Gaudet Mater Ecclesia: un discorso di speranza
Il “discorso della luna” di Roncalli si guadagnò a buon diritto le prime pagine dei giornali; ma faremmo torto a san Giovanni XXIII se non dessimo conto delle parole che il papa aveva pronunciato quella mattina stessa, aprendo ufficialmente il Concilio Vaticano II. Anzi: mentre tentennava di fronte alla finestra chiusa, incerto se affacciarsi oppure no su quella piazza colma di gente, il papa aveva confessato ai suoi collaboratori di essere a corto di idee; tutto quello che gli stava a cuore, l’aveva già detto nel discorso che aveva pronunciato quella mattina.
Non è difficile credergli, perché il Gaudet Mater Ecclesia è davvero un piccolo capolavoro che merita di essere riletto.

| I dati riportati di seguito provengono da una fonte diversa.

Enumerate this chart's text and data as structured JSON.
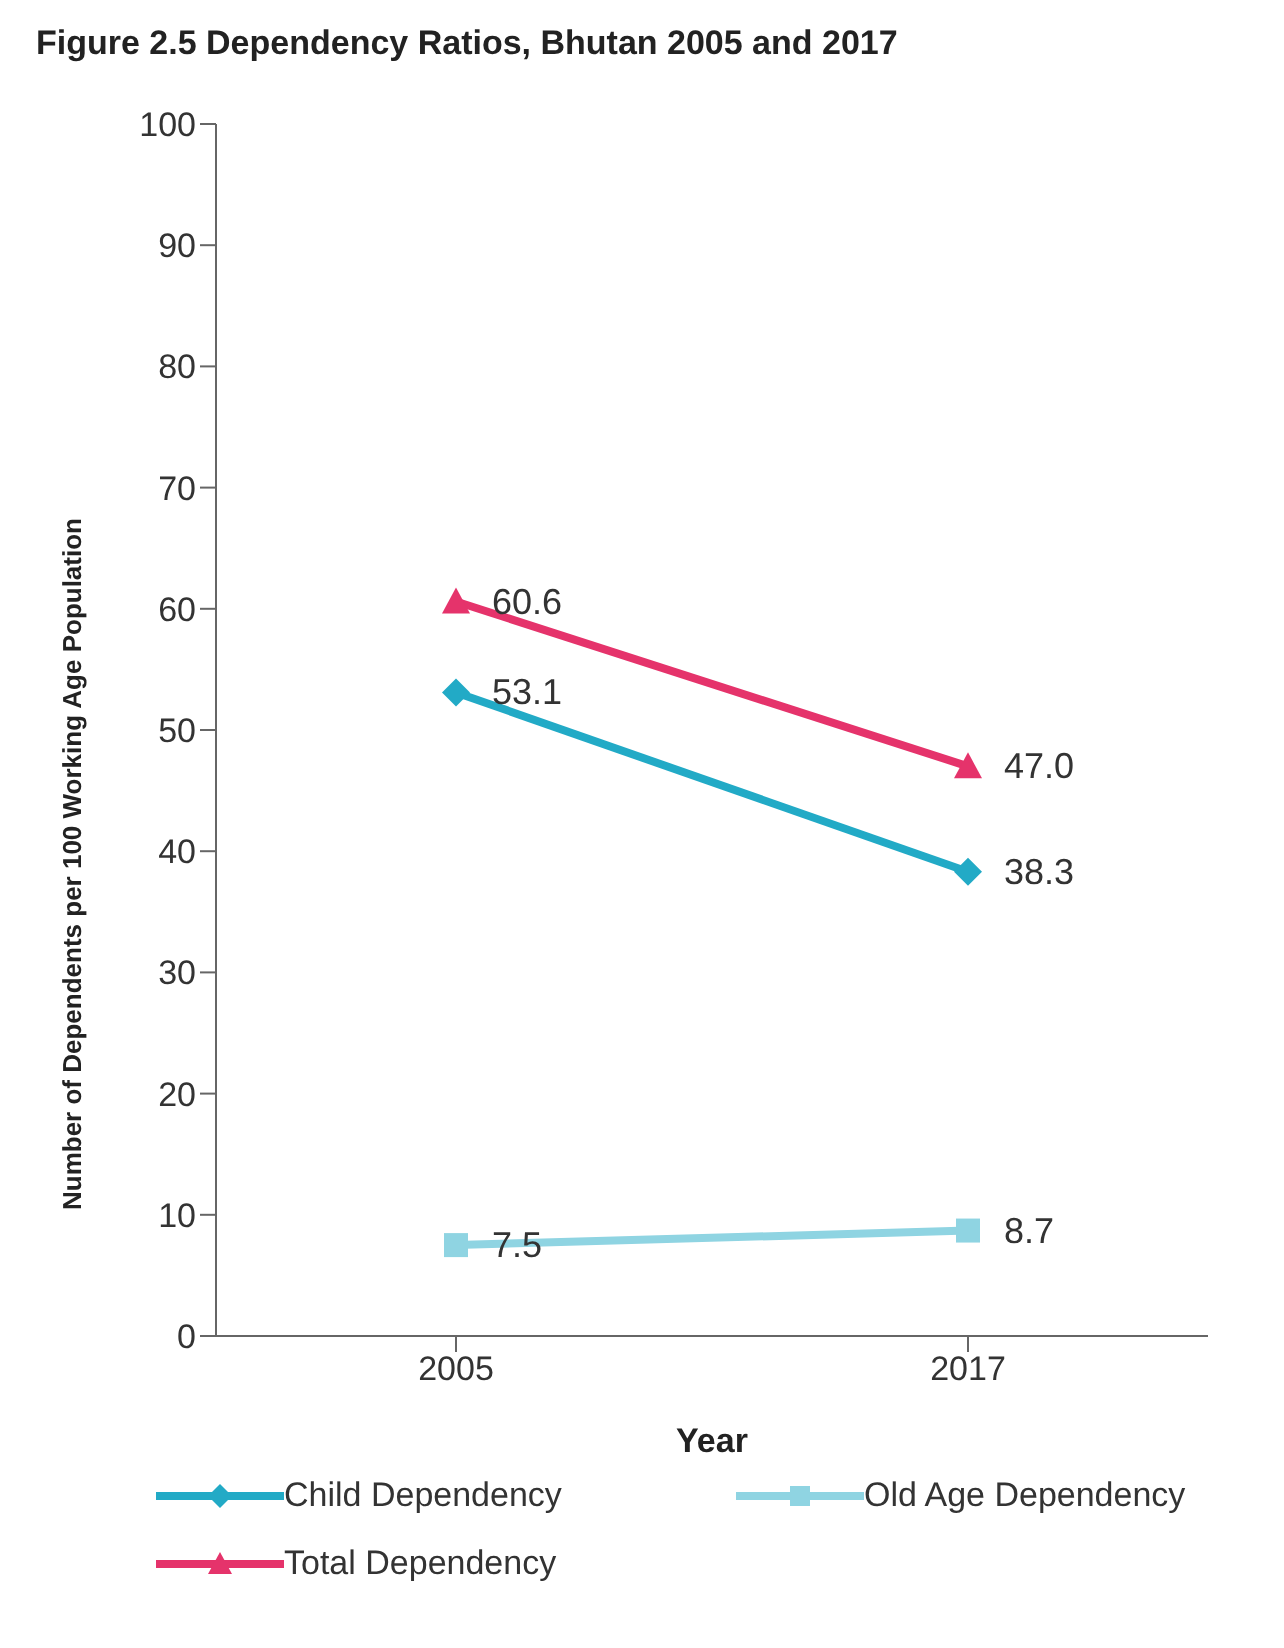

In quelli che (come papa Francesco ha ben ricordato nell’Angelus della scorsa domenica) erano momenti di grande tensione sotto numerosi punti di vista, Giovanni XXIII aveva criticato l’atteggiamento di quei «profeti di sventura, che annunziano sempre il peggio, quasi incombesse la fine del mondo». Certo: nel contesto, il papa si rivolgeva innanzi tutto a quei fedeli che piangevano in gramaglie per il destino di una Chiesa che, secondo loro, era moribonda («come se ai tempi dei precedenti Concili tutto procedesse felicemente quanto alla dottrina cristiana, alla morale, alla giusta libertà della Chiesa»!).
Ma, a un livello più ampio, è commovente leggere a distanza di sessant’anni l’affettuoso rimbrotto con cui Giovanni XXIII ammoniva quei fedeli incupiti e brontoloni che «nelle attuali condizioni della società umana […] non sono capaci di vedere altro che rovine e guai; vanno dicendo che i nostri tempi, se si confrontano con i secoli passati, risultano del tutto peggiori; e arrivano fino al punto di comportarsi come se non avessero nulla da imparare dalla storia».
A distanza di sessant’anni, anche queste parole sono diventate storia. Il papa santo ci direbbe forse: fate tesoro di questa lezione.